До него донеслось несколько дрожащих вздохов. Потом, к счастью, она вышла и закрыла за собой дверь. Никодимус остался лежать и думать о чем угодно, только не о ней.
Остров Луррикара торчал из моря, словно клык. В какие-то незапамятные времена его утесы, наверное, были темно-серыми, но за истекшие тысячелетия его основательно побелили пометом и перьями несметные стаи чаек.
«Королевская пика» подходила к острову на бреющем полете, и Никодимус разглядел в темных волнах гладкие упитанные туши морских слонов. Оставив утес позади, «Пика» расправилась, превращаясь из узкой стрелы в ширококрылую птицу, а потом заложила крутой вираж. Никодимус чуть не захлебнулся забурлившим вокруг ветром.

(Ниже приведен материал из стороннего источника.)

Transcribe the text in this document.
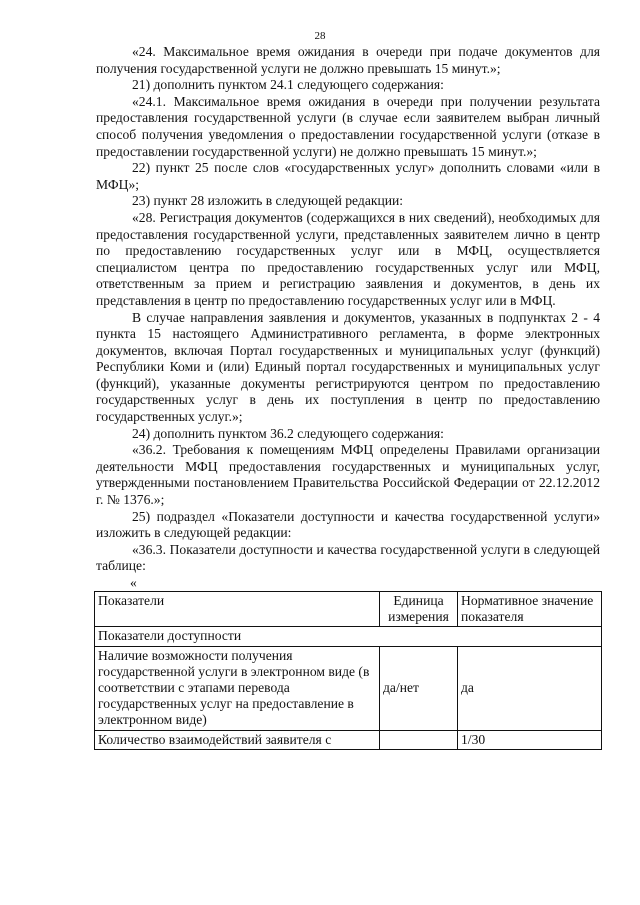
28

«24. Максимальное время ожидания в очереди при подаче документов для получения государственной услуги не должно превышать 15 минут.»;

21) дополнить пунктом 24.1 следующего содержания:

«24.1. Максимальное время ожидания в очереди при получении результата предоставления государственной услуги (в случае если заявителем выбран личный способ получения уведомления о предоставлении государственной услуги (отказе в предоставлении государственной услуги) не должно превышать 15 минут.»;

22) пункт 25 после слов «государственных услуг» дополнить словами «или в МФЦ»;

23) пункт 28 изложить в следующей редакции:

«28. Регистрация документов (содержащихся в них сведений), необходимых для предоставления государственной услуги, представленных заявителем лично в центр по предоставлению государственных услуг или в МФЦ, осуществляется специалистом центра по предоставлению государственных услуг или МФЦ, ответственным за прием и регистрацию заявления и документов, в день их представления в центр по предоставлению государственных услуг или в МФЦ.

В случае направления заявления и документов, указанных в подпунктах 2 - 4 пункта 15 настоящего Административного регламента, в форме электронных документов, включая Портал государственных и муниципальных услуг (функций) Республики Коми и (или) Единый портал государственных и муниципальных услуг (функций), указанные документы регистрируются центром по предоставлению государственных услуг в день их поступления в центр по предоставлению государственных услуг.»;

24) дополнить пунктом 36.2 следующего содержания:

«36.2. Требования к помещениям МФЦ определены Правилами организации деятельности МФЦ предоставления государственных и муниципальных услуг, утвержденными постановлением Правительства Российской Федерации от 22.12.2012 г. № 1376.»;

25) подраздел «Показатели доступности и качества государственной услуги» изложить в следующей редакции:

«36.3. Показатели доступности и качества государственной услуги в следующей таблице:

«

Показатели	Единица измерения	Нормативное значение показателя
Показатели доступности		
Наличие возможности получения государственной услуги в электронном виде (в соответствии с этапами перевода государственных услуг на предоставление в электронном виде)	да/нет	да
Количество взаимодействий заявителя с		1/30
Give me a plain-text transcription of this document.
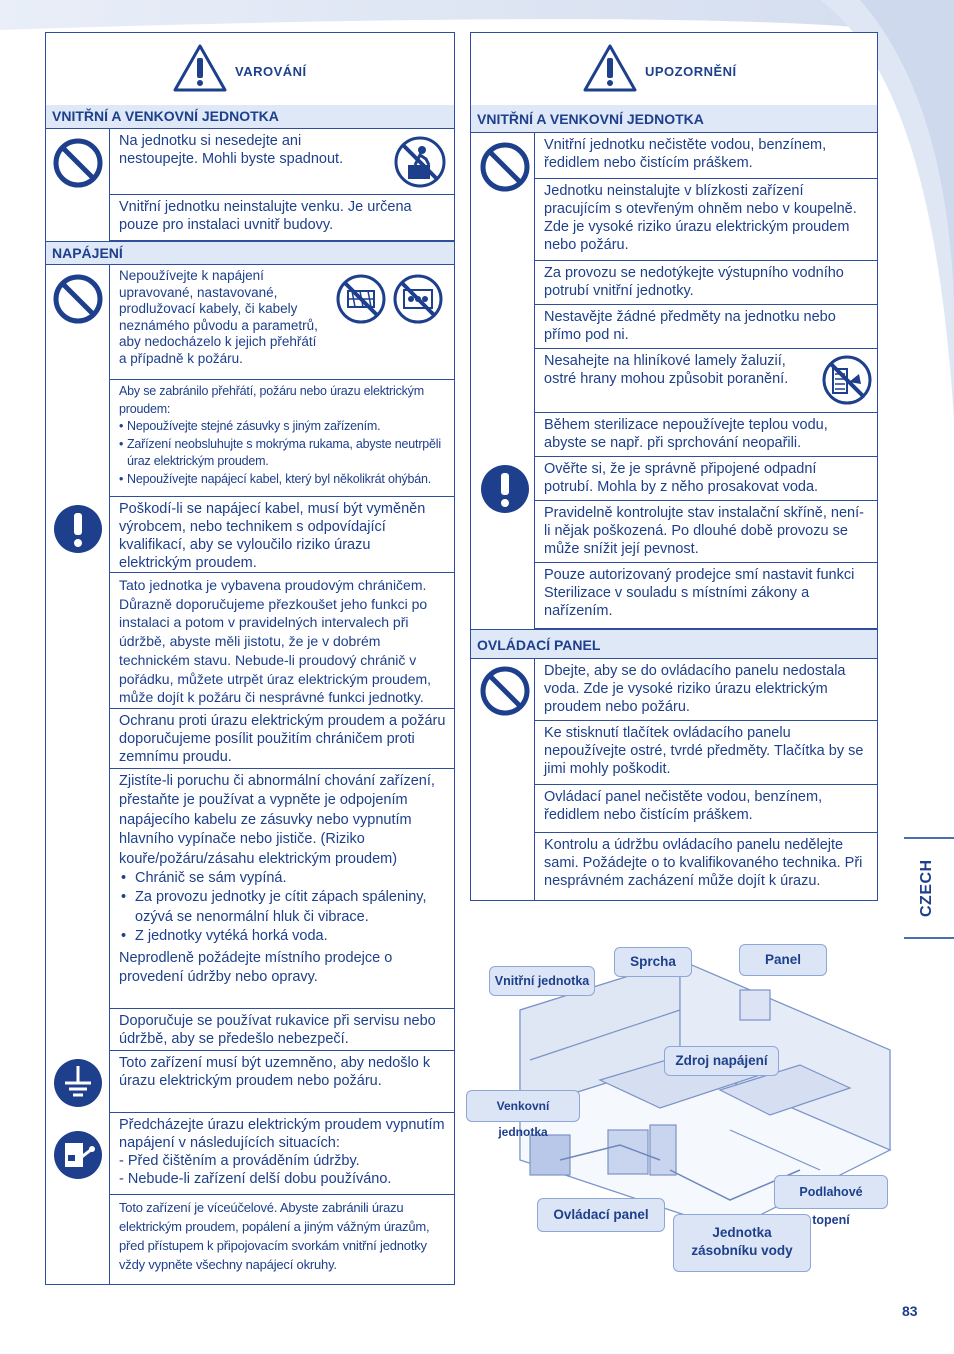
VAROVÁNÍ
VNITŘNÍ A VENKOVNÍ JEDNOTKA
Na jednotku si nesedejte ani nestoupejte. Mohli byste spadnout.
Vnitřní jednotku neinstalujte venku. Je určena pouze pro instalaci uvnitř budovy.
NAPÁJENÍ
Nepoužívejte k napájení upravované, nastavované, prodlužovací kabely, či kabely neznámého původu a parametrů, aby nedocházelo k jejich přehřátí a případně k požáru.

Aby se zabránilo přehřátí, požáru nebo úrazu elektrickým proudem:

• Nepoužívejte stejné zásuvky s jiným zařízením.
• Zařízení neobsluhujte s mokrýma rukama, abyste neutrpěli úraz elektrickým proudem.
• Nepoužívejte napájecí kabel, který byl několikrát ohýbán.
Poškodí-li se napájecí kabel, musí být vyměněn výrobcem, nebo technikem s odpovídající kvalifikací, aby se vyloučilo riziko úrazu elektrickým proudem.
Tato jednotka je vybavena proudovým chráničem. Důrazně doporučujeme přezkoušet jeho funkci po instalaci a potom v pravidelných intervalech při údržbě, abyste měli jistotu, že je v dobrém technickém stavu. Nebude-li proudový chránič v pořádku, můžete utrpět úraz elektrickým proudem, může dojít k požáru či nesprávné funkci jednotky.
Ochranu proti úrazu elektrickým proudem a požáru doporučujeme posílit použitím chráničem proti zemnímu proudu.

Zjistíte-li poruchu či abnormální chování zařízení, přestaňte je používat a vypněte je odpojením napájecího kabelu ze zásuvky nebo vypnutím hlavního vypínače nebo jističe. (Riziko kouře/požáru/zásahu elektrickým proudem)

• Chránič se sám vypíná.
• Za provozu jednotky je cítit zápach spáleniny, ozývá se nenormální hluk či vibrace.
• Z jednotky vytéká horká voda.

Neprodleně požádejte místního prodejce o provedení údržby nebo opravy.

Doporučuje se používat rukavice při servisu nebo údržbě, aby se předešlo nebezpečí.
Toto zařízení musí být uzemněno, aby nedošlo k úrazu elektrickým proudem nebo požáru.

Předcházejte úrazu elektrickým proudem vypnutím napájení v následujících situacích:

- Před čištěním a prováděním údržby.
- Nebude-li zařízení delší dobu používáno.
Toto zařízení je víceúčelové. Abyste zabránili úrazu elektrickým proudem, popálení a jiným vážným úrazům, před přístupem k připojovacím svorkám vnitřní jednotky vždy vypněte všechny napájecí okruhy.
UPOZORNĚNÍ
VNITŘNÍ A VENKOVNÍ JEDNOTKA
Vnitřní jednotku nečistěte vodou, benzínem, ředidlem nebo čistícím práškem.
Jednotku neinstalujte v blízkosti zařízení pracujícím s otevřeným ohněm nebo v koupelně. Zde je vysoké riziko úrazu elektrickým proudem nebo požáru.
Za provozu se nedotýkejte výstupního vodního potrubí vnitřní jednotky.
Nestavějte žádné předměty na jednotku nebo přímo pod ni.
Nesahejte na hliníkové lamely žaluzií, ostré hrany mohou způsobit poranění.
Během sterilizace nepoužívejte teplou vodu, abyste se např. při sprchování neopařili.
Ověřte si, že je správně připojené odpadní potrubí. Mohla by z něho prosakovat voda.
Pravidelně kontrolujte stav instalační skříně, není-li nějak poškozená. Po dlouhé době provozu se může snížit její pevnost.
Pouze autorizovaný prodejce smí nastavit funkci Sterilizace v souladu s místními zákony a nařízením.
OVLÁDACÍ PANEL
Dbejte, aby se do ovládacího panelu nedostala voda. Zde je vysoké riziko úrazu elektrickým proudem nebo požáru.
Ke stisknutí tlačítek ovládacího panelu nepoužívejte ostré, tvrdé předměty. Tlačítka by se jimi mohly poškodit.
Ovládací panel nečistěte vodou, benzínem, ředidlem nebo čistícím práškem.
Kontrolu a údržbu ovládacího panelu nedělejte sami. Požádejte o to kvalifikovaného technika. Při nesprávném zacházení může dojít k úrazu.	CZECH
Vnitřní jednotka
Sprcha	Panel
Zdroj napájení
Venkovní jednotka
Podlahové topení
Ovládací panel
Jednotka zásobníku vody
83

Когда корабль начал складываться, Франческу подтащило к Никодимусу — до этого почти весь полет она висела впереди и слишком далеко для переписки. Теперь же она могла при желании передать ему что-нибудь.
Никодимус смотрел строго перед собой. На остров. За утесом потянулось каменистое нагорье, поросшее травой, из которой местами торчали пальмы. То тут, то там попадались горстки круглых деревянных домишек, на лужайках паслись косматые пегие козы. Никодимус почувствовал на себе взгляд Франчески, но не откликнулся, и взгляд через какое-то время пропал.
«Королевская пика» скользила вдоль берега. Впереди каменистая кромка утесов вдавалась внутрь острова, образуя широкую, мили в две-три, бухту, в которой утесы, распластываясь, превращались в плоские террасы, одна другой шире. На террасах виднелись небольшие крытые соломой каменные домики, но куда больше поражали воображение вырезанные в отвесных стенках уступов затейливые фасады, двери, окна и даже балконы. С террасы на террасу вели широкие зигзаги выбитых в склоне лестниц. Бухта пестрела рыбачьими лодками и большими торговыми судами.